Le rapport souligne que la trésorerie globale des universités et établissements publics de recherche a atteint environ 6,8 milliards d’euros début 2025, marquant une augmentation de 58 % sur les cinq dernières années. Cependant, cette croissance n’est pas principalement due à une hausse des subventions de l’État, mais plutôt à des avances et d’autres mécanismes. Plus préoccupant, la part des liquidités réellement disponibles, dites « libres d’emploi », a diminué.
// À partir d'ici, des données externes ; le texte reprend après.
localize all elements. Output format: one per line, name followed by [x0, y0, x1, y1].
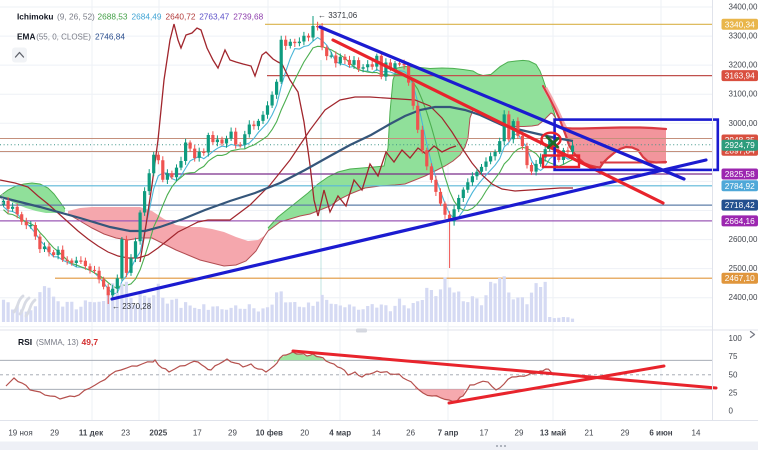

La Cour des comptes critique sévèrement le « pilotage imparfait » de cette trésorerie, attribuant ces défaillances à des « lacunes » dans les outils et les données disponibles. Ce manque de clarté rend difficile une vision précise et complète de la situation financière des établissements. Un meilleur pilotage est essentiel pour optimiser l’utilisation de ces fonds et assurer la pérennité du système universitaire.
Le ministère de l’Enseignement supérieur et de la Recherche avait déjà souligné la nécessité d’une réforme en profondeur du système d’allocation des moyens, en place depuis des années et ne prenant pas suffisamment en compte les spécificités des différents établissements. Une réforme est prévue pour 2026, avec une application envisagée au premier semestre 2025. Les travaux des assises du financement devraient fournir des pistes pour améliorer cette situation et garantir une répartition plus équitable et transparente des ressources, tout en renforçant l’attractivité de la recherche et de l’enseignement supérieur.